Rasa cemas merupakan pertanda bahwa kehidupan yang kita jalani sedang bergeser dari rasa nyaman.

Rasa cemas menandakan kita cemas terhadap perubahan dan perubahan yang tidak berpihak kepada kita tentunya.

Rasa cemas tanda bahwa kita masih punya harapan, keinginan, tujuan yang harus dicapai serta keharusan yang tidak bisa ditinggalkan.

Namun kita sudah menghadirkan keburukan, kejelekan dan kegagalan dalam bayangan pikiran serta perasaan kita. Itulah mengapa kecemasan kita terletak di antara kini dan nanti.

Dalam konteks pertumbuhan rasa harga diri sering kali dipupuk dengan beberapa dosis rasa cemas.

Harga diri yang terletak dalam motivasi diri akan keberadaan yang ingin diakui, dihargai dan dihormati senantiasa terus menemui ketegangan konflik relasi yang tiada akhir.

Kecemasan terjadi dalam relasi kita dengan orang lain. Kecemasan muncul dari ketakutan, kekhawatiran bahwa diri ini dianggap tidak penting, tidak dihargai, direndahkan dan tidak dihormati. Bahkan mungkin dikhianati atau disingkirkan.

Setidaknya secara subjektif itu yang dirasakan. Kecemasan seperti ini adalah kecemasan yang bersifat duniawi.

Maka, solusinya tidak lain adalah dengan menghadirkan kesadaran spiritual. Bahwa dirinya tidak diakui, dihargai dan dihormati, justru tidak penting, tidak esensial.

Ia sadar bahwa secara spiritual dirinya tidak ada, yang ada hanya Allah SWT. Maka, pengakuan atau ingin diakui akan menjadi dasar dari kecemasan.

Berbekal kesadaran spiritual, maka hanya dalam amal, aksi, tindakanlah yang penting untuk dibawa di hadapan Alloh SWT. Diakui orang lain atau tidak itu tidak penting, tidak berpengaruh terhadap kesadaran diri yang sebenarnya.

Justru tersadar dengan kecemasan spiritual, yang dengannya kekuatan keikhlasan yang membuatnya terus bergerak sampai titik finis kehidupan yaitu kematian.

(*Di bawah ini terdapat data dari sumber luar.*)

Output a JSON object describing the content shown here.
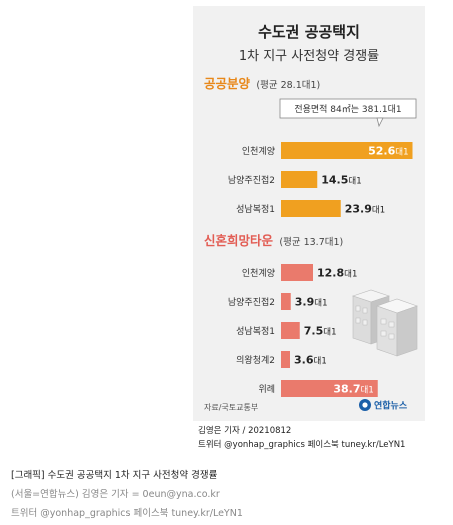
{
  "page": {
    "credit_byline": "김영은 기자 / 20210812",
    "credit_social": "트위터 @yonhap_graphics  페이스북 tuney.kr/LeYN1",
    "caption_title": "[그래픽] 수도권 공공택지 1차 지구 사전청약 경쟁률",
    "caption_byline": "(서울=연합뉴스) 김영은 기자 = 0eun@yna.co.kr",
    "caption_social": "트위터 @yonhap_graphics  페이스북 tuney.kr/LeYN1"
  },
  "chart_data": {
    "type": "bar",
    "orientation": "horizontal",
    "title": "수도권 공공택지",
    "subtitle": "1차 지구 사전청약 경쟁률",
    "unit": "대1",
    "source": "자료/국토교통부",
    "logo": "연합뉴스",
    "groups": [
      {
        "name": "공공분양",
        "average_label": "(평균 28.1대1)",
        "color": "#f0a020",
        "callout": "전용면적 84㎡는 381.1대1",
        "categories": [
          "인천계양",
          "남양주진접2",
          "성남복정1"
        ],
        "values": [
          52.6,
          14.5,
          23.9
        ],
        "value_labels": [
          "52.6",
          "14.5",
          "23.9"
        ]
      },
      {
        "name": "신혼희망타운",
        "average_label": "(평균 13.7대1)",
        "color": "#ea7a6c",
        "categories": [
          "인천계양",
          "남양주진접2",
          "성남복정1",
          "의왕청계2",
          "위례"
        ],
        "values": [
          12.8,
          3.9,
          7.5,
          3.6,
          38.7
        ],
        "value_labels": [
          "12.8",
          "3.9",
          "7.5",
          "3.6",
          "38.7"
        ]
      }
    ],
    "colors": {
      "title_group1": "#e8881a",
      "title_group2": "#e25d54",
      "label": "#333333"
    },
    "icons": [
      "apartment-buildings-icon",
      "yonhap-logo-icon"
    ]
  }
}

Maka demi perjuangan pertumbuhan pribadi yang tangguh, mencapai puncak pencapaian kemuliaan yang bermartabat, memang penuh risiko, perlu energi dan stamina fisik dan mental dan penuh rasa tidak puas terhadap suatu keadaan yang terjadi para suatu keadaan tertentu.

Apabila hal itu berarti bahwa kita akan sering kali atau sekali waktu tersiksa oleh rasa cemas, maka berilah ruang, waktu serta hadapi dengan sikap positif.

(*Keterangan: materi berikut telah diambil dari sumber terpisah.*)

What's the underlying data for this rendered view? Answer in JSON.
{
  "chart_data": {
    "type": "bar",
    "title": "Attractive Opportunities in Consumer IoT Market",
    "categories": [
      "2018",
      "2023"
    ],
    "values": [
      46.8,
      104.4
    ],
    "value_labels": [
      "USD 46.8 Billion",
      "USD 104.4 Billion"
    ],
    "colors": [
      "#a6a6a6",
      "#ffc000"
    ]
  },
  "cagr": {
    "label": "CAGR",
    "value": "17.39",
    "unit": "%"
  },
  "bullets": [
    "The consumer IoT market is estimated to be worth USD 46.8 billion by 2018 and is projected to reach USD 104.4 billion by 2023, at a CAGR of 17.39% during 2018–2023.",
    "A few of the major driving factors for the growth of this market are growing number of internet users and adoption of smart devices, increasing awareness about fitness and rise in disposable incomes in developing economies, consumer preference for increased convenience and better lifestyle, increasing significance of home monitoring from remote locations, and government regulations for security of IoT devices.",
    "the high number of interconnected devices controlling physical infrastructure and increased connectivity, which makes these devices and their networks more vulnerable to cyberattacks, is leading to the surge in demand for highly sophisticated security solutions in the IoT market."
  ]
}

Maka sesungguhnya kita sedang belajar mengalami dan mencoba menemukan pesan di balik rasa cemas itu sendiri, bahwa memang kita tidak punya pilihan lain.

Selain membangkitkan kesadaran hidup itu sendiri yang harus dijunjung tinggi dan diselamatkan dari gangguan ketakutan dan kekhawatiran dari kecemasan.

Hadirnya kecemasan menjadi alarm bagi kita untuk mendayagunakan sumber-sumber daya hidup yang kita miliki menjadi satu menjadi energi dan sikap positif mengubah keadaan. Tidak ada cara lain jika kita ingin terbebas dari kecemasan apapun.

Qur’anic Spirit:

مَا عِنْدَكُمْ يَنْفَدُ وَمَا عِنْدَ اللّٰهِ بَا قٍ ۗ وَلَـنَجْزِيَنَّ الَّذِيْنَ صَبَرُوْۤا اَجْرَهُمْ بِاَ حْسَنِ مَا كَا نُوْا يَعْمَلُوْنَ

“Apa yang ada di sisimu akan lenyap, dan apa yang ada di sisi Allah adalah kekal. Dan Kami pasti akan memberi balasan kepada orang yang sabar dengan pahala yang lebih baik dari apa yang telah mereka kerjakan.” (QS. An-Nahl: 96). (*)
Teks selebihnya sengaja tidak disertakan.